To give a concrete example, take an experiment that presents the subject with a gamble that varies on three specific dimensions: probability of win, magnitude of win, and the variance of the gamble. Let us say that the onset of the gamble occurred at 42 seconds into the run, and that the dimensions were 0.7, 10, and 23. In this case, the onset time of the gamble would be parametrically modulated by these dimensions, and would be represented in a timing file as 42*0.7,10,23. [Insert AM_Example.jpg here]. Notice that the resulting parametric modulators are mean-centered, here resulting in negative values for probability and variance. The purpose of the amplitude modulation is to see what proportion of the variance in the BOLD response is due to these additional variables driving the amplitude of the BOLD signal; if it is a particularly good fit, then the resulting t-statistic for that beta weight will be relatively high.
Regarding this, 3dREMLfit was mentioned yet again, as Bob pointed out how it takes into account both the beta estimate and the variance surrounding that estimate (i.e., the beta estimate’s associated t-statistic). A high beta estimate does not necessarily imply a high t-statistic, and vice versa, which is why it would make sense to include this information at the group level. However, none of the AFNI developer’s that I talked to definitively stated that 3dMEMA or the least-squares method was preferable; that is entirely up to the user. I examined this with my own data, looking at a contrast of two regressors at the 2nd-level using both OLSQ and 3dMEMA. As the resulting pictures show, both methods show patterns of activation in the rostral ACC (similar to what I was getting with SPM), although 3dMEMA produces an activation map that passes cluster correction, while OLSQ does not. Which should you use? I don’t know. I suppose you can try both, and whatever gives you the answer that you want, you should use. If you use 3dMEMA and it doesn’t give you the result that you want, you can just claim that it’s too unreliable to be used just yet, and so make yourself feel better about using a least-squares approach.

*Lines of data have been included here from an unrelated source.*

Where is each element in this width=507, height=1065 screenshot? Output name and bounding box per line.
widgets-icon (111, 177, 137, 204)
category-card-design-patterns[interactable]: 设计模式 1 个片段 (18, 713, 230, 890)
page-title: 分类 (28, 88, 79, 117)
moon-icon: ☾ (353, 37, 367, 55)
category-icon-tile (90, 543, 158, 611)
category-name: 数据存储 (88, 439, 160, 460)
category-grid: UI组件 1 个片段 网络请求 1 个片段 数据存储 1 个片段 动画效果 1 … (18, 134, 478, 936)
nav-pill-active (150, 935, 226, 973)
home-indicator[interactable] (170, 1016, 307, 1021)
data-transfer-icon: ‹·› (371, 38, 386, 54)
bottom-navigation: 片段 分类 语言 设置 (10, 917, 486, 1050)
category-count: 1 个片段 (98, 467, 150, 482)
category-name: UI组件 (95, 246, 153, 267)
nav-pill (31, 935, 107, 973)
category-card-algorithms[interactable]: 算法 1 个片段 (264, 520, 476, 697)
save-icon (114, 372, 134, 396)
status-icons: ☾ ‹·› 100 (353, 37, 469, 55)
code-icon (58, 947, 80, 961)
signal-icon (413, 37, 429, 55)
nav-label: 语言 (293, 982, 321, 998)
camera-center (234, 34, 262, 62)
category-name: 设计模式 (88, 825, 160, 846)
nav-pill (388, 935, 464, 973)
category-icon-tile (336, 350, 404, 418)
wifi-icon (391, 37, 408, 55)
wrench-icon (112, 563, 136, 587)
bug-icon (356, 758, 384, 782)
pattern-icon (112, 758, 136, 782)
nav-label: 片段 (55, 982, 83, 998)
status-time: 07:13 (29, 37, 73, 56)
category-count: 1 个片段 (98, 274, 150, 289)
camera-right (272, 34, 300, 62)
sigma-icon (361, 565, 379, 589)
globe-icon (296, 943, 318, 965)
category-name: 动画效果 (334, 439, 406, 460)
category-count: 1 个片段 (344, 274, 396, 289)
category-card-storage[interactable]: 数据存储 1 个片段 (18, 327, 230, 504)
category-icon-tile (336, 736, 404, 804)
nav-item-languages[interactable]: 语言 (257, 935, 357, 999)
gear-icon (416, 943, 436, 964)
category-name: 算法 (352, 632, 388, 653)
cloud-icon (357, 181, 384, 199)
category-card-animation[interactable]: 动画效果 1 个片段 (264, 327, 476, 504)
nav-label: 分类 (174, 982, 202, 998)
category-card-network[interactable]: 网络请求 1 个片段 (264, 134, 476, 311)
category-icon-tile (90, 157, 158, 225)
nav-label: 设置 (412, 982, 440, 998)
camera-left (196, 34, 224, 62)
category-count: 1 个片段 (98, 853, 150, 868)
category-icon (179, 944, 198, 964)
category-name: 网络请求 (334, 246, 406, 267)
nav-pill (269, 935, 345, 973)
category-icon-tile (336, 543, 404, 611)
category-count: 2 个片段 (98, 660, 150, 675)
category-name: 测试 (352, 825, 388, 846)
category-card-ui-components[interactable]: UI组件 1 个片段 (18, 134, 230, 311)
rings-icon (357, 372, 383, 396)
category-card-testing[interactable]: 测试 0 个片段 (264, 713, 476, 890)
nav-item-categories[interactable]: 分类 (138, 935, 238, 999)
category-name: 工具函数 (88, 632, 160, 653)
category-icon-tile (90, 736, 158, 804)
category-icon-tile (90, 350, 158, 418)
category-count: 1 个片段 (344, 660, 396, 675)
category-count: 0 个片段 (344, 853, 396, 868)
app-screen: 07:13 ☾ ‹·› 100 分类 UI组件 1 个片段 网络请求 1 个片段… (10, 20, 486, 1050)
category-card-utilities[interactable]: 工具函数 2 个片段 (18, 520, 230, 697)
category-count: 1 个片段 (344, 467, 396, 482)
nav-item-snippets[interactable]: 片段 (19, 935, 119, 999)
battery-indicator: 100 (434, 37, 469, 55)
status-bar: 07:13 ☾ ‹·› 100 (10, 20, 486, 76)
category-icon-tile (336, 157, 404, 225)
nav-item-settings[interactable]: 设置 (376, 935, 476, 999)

After a short break, Ziad discussed AFNI’s way of dealing with resting state data via a program called RETROICOR. I have no idea what that stands for, but it accounts for heart rate and respiration variability for each subject, which is critically important when interpreting a resting state dataset. Because the relationship between physiological noise –especially heart rate – and the BOLD signal is poorly understood, it is reasonable to covary this activation out, in order to be able to claim that what you are looking at is true differences in neural activation between conditions or groups or whatever you are investigating (although using the term “neural activation” is a bit of a stretch here). Apparently this is not done that often, and neither is accounting for motion, which can be a huge confound as well. All of the confounds listed above can lead to small effect sizes biased in a certain direction, but can do so consistently, leading to significant activation at the group level that has nothing to do with the participant’s true resting state (although again, the term “resting state” is a bit of a stretch, since you have no idea what the participant is doing, and no tasks to regress to explain the timeseries data). In any case, this is an area I know very little about, but the potential pitfalls seem serious enough to warrant staying away from this unless I have a really good reason for doing it.